What does that neuron want to respond to? What does it like to hear? I'm anthropomorphizing shamelessly. You're not supposed to do that. What kind of stimulus drives this neuron?
AUDIENCE: [INAUDIBLE]
MICHALE FEE: Good, a downward sweep, tone sweep, that goes from about 4 kilohertz to 3 kilohertz. In how long?
AUDIENCE: 100 [INAUDIBLE].
MICHALE FEE: In about 100 milliseconds, that's right. Maybe 50 would do, [WHISTLE], like that. How about this? It's kind of messy, right?
So you can see that neurons have receptive fields that can be very complex in space, or in this case, in frequency and time. They are very selective to particular patterns in the stimulus. So we talked about a mathematical version of receptive fields, which are essentially describing patterns of sensory inputs that make a neuron spike. And we've talked about a very specific model, called a linear/nonlinear model, that describes how neurons respond to stimuli or become selective to stimuli.

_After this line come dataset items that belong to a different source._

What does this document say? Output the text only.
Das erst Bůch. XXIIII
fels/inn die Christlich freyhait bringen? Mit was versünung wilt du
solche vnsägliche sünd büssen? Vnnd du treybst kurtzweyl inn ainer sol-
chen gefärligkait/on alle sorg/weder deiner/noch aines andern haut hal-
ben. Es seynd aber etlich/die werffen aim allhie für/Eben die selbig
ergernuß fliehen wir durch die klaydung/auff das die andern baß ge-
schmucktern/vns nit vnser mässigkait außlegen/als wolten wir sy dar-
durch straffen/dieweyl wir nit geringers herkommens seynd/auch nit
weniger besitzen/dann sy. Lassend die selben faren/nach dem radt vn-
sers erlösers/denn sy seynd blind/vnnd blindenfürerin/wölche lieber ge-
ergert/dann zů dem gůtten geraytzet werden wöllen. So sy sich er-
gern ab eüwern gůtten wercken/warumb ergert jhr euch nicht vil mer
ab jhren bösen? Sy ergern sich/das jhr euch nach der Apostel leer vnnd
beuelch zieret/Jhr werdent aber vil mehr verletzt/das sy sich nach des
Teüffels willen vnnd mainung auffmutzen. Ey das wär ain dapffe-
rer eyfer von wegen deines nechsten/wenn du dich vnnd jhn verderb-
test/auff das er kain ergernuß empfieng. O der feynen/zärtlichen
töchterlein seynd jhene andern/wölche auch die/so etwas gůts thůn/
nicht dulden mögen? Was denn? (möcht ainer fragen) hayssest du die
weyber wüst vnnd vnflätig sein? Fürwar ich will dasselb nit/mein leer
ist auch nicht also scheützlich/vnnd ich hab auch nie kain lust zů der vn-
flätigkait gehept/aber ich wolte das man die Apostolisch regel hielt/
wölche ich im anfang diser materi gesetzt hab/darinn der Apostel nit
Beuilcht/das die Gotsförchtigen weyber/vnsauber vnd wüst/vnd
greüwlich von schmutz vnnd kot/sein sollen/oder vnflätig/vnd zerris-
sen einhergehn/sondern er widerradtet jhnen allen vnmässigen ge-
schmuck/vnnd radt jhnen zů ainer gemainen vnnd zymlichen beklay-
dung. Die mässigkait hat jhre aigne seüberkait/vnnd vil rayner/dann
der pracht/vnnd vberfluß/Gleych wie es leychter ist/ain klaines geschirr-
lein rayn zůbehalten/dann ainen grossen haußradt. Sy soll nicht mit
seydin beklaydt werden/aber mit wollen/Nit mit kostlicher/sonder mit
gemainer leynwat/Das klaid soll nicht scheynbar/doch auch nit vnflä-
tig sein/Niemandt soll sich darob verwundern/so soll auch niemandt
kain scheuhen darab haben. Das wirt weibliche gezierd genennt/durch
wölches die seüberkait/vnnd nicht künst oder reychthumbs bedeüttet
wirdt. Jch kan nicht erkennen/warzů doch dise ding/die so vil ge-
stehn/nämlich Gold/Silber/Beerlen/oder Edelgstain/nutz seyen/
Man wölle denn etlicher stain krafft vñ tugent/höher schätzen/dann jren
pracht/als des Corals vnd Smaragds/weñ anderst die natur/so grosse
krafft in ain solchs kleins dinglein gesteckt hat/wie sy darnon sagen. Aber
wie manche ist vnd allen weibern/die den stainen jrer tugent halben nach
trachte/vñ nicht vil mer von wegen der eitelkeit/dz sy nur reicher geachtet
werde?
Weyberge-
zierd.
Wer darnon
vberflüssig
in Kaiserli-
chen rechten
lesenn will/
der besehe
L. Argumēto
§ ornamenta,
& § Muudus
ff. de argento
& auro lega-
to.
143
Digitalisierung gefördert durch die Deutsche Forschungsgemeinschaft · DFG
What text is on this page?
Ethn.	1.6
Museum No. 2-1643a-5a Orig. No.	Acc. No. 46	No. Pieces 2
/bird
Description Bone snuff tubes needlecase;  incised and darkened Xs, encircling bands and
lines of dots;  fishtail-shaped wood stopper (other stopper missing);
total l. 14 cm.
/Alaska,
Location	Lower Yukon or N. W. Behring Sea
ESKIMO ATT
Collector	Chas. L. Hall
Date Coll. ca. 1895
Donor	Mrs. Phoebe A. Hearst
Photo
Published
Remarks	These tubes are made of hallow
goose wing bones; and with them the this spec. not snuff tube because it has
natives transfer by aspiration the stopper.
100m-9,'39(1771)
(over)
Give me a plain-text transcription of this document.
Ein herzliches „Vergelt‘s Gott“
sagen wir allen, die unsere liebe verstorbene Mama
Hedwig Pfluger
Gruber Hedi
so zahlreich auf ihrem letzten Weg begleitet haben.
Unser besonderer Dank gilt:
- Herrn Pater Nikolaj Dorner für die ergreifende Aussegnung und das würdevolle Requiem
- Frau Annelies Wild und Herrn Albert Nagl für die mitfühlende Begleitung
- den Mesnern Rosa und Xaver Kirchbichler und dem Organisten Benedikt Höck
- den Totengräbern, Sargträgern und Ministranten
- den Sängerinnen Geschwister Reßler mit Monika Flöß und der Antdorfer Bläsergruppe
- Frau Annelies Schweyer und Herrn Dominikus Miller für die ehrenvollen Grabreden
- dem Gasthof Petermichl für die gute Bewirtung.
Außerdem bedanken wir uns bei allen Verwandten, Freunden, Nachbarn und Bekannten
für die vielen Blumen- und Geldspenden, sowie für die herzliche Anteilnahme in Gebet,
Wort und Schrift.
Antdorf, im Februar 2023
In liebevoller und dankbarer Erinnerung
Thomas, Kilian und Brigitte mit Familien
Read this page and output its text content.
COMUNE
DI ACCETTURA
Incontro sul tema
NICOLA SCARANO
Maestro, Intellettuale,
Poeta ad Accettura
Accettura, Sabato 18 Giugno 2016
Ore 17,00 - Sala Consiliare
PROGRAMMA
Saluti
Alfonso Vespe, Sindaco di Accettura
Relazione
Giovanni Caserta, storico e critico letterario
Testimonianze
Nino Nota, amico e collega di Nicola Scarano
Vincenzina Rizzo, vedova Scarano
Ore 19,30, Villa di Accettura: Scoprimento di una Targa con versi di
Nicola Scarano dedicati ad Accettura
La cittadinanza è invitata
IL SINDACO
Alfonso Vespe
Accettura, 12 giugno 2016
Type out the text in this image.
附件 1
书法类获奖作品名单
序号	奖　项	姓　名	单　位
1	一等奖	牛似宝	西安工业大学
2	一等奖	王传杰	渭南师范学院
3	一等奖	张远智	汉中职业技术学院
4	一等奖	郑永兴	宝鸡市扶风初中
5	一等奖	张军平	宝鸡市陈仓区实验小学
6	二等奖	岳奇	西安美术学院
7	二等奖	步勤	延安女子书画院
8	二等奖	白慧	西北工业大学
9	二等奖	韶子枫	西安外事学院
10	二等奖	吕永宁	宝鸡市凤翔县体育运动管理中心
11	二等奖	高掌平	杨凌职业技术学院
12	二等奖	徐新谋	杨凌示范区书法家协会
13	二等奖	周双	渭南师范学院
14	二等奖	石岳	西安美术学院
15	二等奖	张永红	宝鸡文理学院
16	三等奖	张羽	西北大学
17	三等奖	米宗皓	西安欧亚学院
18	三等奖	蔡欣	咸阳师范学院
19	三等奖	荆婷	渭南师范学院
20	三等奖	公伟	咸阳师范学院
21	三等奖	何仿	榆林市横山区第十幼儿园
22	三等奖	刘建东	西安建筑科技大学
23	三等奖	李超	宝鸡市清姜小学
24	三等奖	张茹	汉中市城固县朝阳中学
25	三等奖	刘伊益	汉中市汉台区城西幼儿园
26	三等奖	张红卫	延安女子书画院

We've talked about a spatial receptive field, described the response of a neuron as a correlation between the spatial receptive field and the stimulus. Temporal receptive fields, where we've used convolution to predict the response of a neuron to a temporal-- to a stimulus. We've talked about the idea of a spatio- or spectro- temporal receptive field, and we've talked about how to use a spike-triggered average to extract the spectro-temporal or spatio-temporal receptive field of a neuron using white noise or random stimuli.